Os animais sempre foram objecto de sevícias, sobretudo os gatos, talvez pela sua menor utilidade para aqueles que pautam a sua vida unicamente pelo diapasão frio da serventia. A crueldade sobre os bichos é uma traição abominável à sua dedicação e autenticidade. Os bichos são leais, tranquilos e não renegam a sua natureza. Reagem com violência por instinto defensivo, mas não conhecem a agressão gratuita e as milhentas facetas negras e intencionais da perversidade humana. O carácter é aquilo que alguém é verdadeiramente quando não está ninguém a ver. Para impedir a propagação, era habitual abandonar ou até esventrar o pobre animal, se se tratasse de uma fêmea e não era incomum nas tricas de vizinhança eliminar vingativamente os bichos com um envenenamento insidioso. Havia um tipo conhecido pelo mata-cães que se divertia por puro sadismo a matar cães e gatos, tendo inclusive um dia dizimado uma ninhada de gatos arremessando-os contra uma parede, até os tristes perderem ensanguentados as suas sete vidas. Mas renegar a natureza do animal, embora menos repugnante, também não é um acto de menor crueldade, como confinar a sua liberdade e cercear os seus movimentos, ou arrancar-lhe as unhas para preservar o sofá ou adorná-lo com uma coleirinha com um guizo que lhe ferva os nervos de cada vez que se mexe, ou até forçá-lo a passear de trela.

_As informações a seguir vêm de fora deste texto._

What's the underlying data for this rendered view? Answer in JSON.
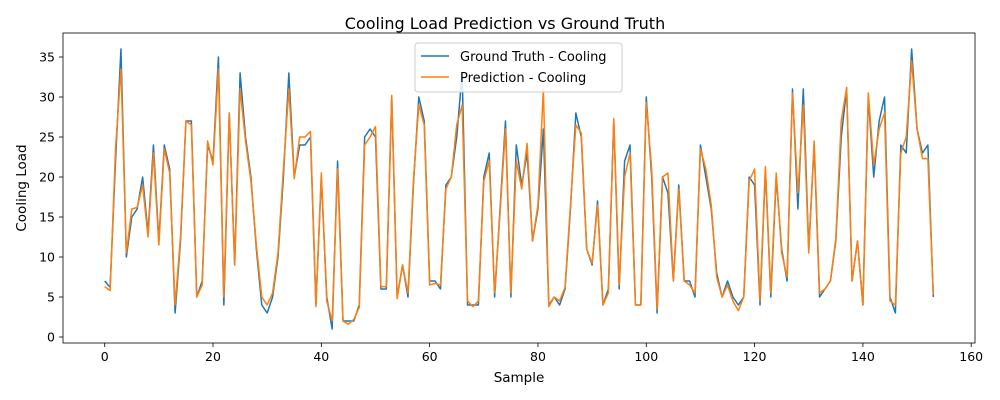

O gato da minha infância era como um adolescente rebelde e livre. Ia a casa comer, receber algumas festinhas e dormir. De resto, fazia a sua vida insondável pelos telhados, onde era feliz e servido nos seus instintos sexuais por alturas do cio. Comia do mesmo cardápio que os donos, bebia leite, caçava ratos ou lagartixas se os houvesse e morria em casa sem alaridos ou misteriosamente nunca mais voltava dos telhados. Hoje, resguardado até à exaustão de todos os perigos e doenças, vê-se irremediavelmente privado dos prazeres e da liberdade que a sua natureza intrínseca impõe. É confinado às quatro paredes de um apartamento, o que torna necessário que se o prive dos seus tintins, numa castração que se designa por esterilização. Deve ter uma atenção clínica de rotina, sem comparticipação oficial, unhas cortadas e até adornadas com unhas de plástico coloridas para preservar a mobília e o mais que o seu instinto caçador pode almejar é surpreender uma mosca ou uma traça. Só precisa de comer ração de pacote, de preferência a francesa, a mais cara e é objecto de eutanásia e cremação, sem controvérsias. Tudo com o seu custo. Até o Estado, vigiando a bondade de carácter, vai buscar o seu quinhão em taxinhas e loisinhas.